That kiss might not mean what you think it does.

How to Get Over a Husband Kissing Another Woman

by Kathryn Rateliff Barr

Your husband kissed another woman and you feel betrayed. It’s a common feeling, but your husband might not feel like the kiss was a big deal. A 2013 study published in the “Evolutionary Psychology” journal reveals that people can have differing views about what constitutes infidelity. Your husband could consider his actions innocent -- and they might be. Begin by determining why the kiss occurred.

1. Determining the Context

Ask your husband about the kiss. If his intentions were innocent, such as greeting an old friend, comforting a close friend or a situation where she kissed him unexpectedly, you might agree that the kiss wasn’t what you thought it was. If there were extenuating circumstances for the kiss, such as a mix of alcohol and fear, you might be better off forgetting the incident and working on your relationship, suggests psychologist Marie Hartwell-Walker in “My Husband Kissed Another Woman" for Psych Central.

2. Building or Rebuilding Trust

If the kiss was innocent or regrettable, but not a deal breaker, discuss what you need your husband to do to shore up or rebuild trust. Broken trust must be earned back, asserts Dr. Phil McGraw in “Moving Forward After Infidelity” on his website. You might require him to avoid kissing other women on the lips or, if the incident was more serious, require him to let you know where he is at all times, and prove accountability and trustworthiness until he regains your trust. If he agrees to your terms, work together on the problems that led to the kiss.

3. Deciding Priorities

If your husband was emotionally and romantically involved with the woman, decide whether his actions are grounds for ending the marriage. Marriages that survive infidelity do so when the couple works together because of mutual love, not other reasons such as a child, feelings of obligation or economics, according to marital therapist Joan Sherman in “Back to Happily Ever After” for “The Wall Street Journal” online. Hire a marital counselor and begin work on your marriage if your priority is salvaging the relationship.

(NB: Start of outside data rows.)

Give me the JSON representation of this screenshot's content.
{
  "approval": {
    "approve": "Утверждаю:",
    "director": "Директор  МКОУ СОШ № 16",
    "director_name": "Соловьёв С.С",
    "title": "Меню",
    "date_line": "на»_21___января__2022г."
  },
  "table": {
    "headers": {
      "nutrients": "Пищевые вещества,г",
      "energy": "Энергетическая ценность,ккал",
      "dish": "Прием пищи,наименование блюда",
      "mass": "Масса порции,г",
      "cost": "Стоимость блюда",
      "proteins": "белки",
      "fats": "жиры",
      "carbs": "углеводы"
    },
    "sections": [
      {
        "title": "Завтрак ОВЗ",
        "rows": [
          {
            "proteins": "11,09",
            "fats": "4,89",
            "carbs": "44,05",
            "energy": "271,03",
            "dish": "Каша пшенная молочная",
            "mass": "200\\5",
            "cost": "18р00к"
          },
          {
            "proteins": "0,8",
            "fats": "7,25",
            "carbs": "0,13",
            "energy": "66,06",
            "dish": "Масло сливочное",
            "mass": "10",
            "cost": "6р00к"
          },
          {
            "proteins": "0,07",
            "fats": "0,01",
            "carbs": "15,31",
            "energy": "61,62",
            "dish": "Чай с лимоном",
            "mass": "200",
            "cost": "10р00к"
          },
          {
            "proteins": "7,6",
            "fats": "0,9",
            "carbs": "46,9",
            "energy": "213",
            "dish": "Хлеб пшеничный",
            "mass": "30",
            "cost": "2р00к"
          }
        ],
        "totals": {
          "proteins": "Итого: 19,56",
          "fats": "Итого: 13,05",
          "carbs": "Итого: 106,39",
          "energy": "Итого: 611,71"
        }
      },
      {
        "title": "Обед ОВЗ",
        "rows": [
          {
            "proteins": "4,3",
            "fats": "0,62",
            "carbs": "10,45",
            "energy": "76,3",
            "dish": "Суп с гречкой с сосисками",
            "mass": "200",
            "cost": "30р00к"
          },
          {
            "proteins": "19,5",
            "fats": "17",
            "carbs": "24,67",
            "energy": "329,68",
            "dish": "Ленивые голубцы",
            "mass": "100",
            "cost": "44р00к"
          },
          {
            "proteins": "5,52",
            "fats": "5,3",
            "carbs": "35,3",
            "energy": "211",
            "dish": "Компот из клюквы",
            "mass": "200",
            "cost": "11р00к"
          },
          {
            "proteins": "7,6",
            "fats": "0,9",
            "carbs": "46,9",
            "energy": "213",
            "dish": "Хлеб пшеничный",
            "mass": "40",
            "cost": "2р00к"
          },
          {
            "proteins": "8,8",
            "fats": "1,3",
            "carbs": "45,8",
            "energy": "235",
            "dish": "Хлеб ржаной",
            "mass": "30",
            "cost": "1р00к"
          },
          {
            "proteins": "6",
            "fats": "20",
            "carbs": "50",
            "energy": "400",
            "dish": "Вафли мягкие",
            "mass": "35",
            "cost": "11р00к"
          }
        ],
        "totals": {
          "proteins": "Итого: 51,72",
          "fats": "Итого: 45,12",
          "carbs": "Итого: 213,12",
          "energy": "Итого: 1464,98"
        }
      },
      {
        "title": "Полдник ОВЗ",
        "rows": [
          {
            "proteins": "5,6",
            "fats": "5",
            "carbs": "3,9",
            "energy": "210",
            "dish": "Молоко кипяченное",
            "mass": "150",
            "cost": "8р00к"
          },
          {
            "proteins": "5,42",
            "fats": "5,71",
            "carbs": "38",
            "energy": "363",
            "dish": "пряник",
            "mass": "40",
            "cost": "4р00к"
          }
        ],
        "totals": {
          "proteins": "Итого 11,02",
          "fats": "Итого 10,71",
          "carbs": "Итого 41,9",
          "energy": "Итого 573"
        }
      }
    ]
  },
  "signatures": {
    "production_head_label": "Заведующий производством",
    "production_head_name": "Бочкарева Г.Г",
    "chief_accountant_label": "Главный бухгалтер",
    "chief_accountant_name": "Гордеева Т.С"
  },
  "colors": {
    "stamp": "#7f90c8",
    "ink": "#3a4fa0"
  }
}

4. Negotiating Your Future

One option is to create a marital agreement for your relationship. Negotiate acceptable and forbidden actions, recommends marriage and family therapist Sarah Cook Ruggera in her blog post, “Bringing a New Monogamy to Couples in the 21st Century.” Clarify relationship needs and acceptable behaviors, such as not kissing anyone but your spouse on the lips or letting your spouse know if you're meeting an ex. Focus on maintaining and supporting the relationship in ways that are practical and a win/win solution -- regardless of how that agreement would appear to those outside your marriage, suggests psychologist Deborah Taj Anapol in “The New Monogamy” for “Psychology Today” online. The agreement could make it easier for you to forget the kiss and move forward in a stronger relationship.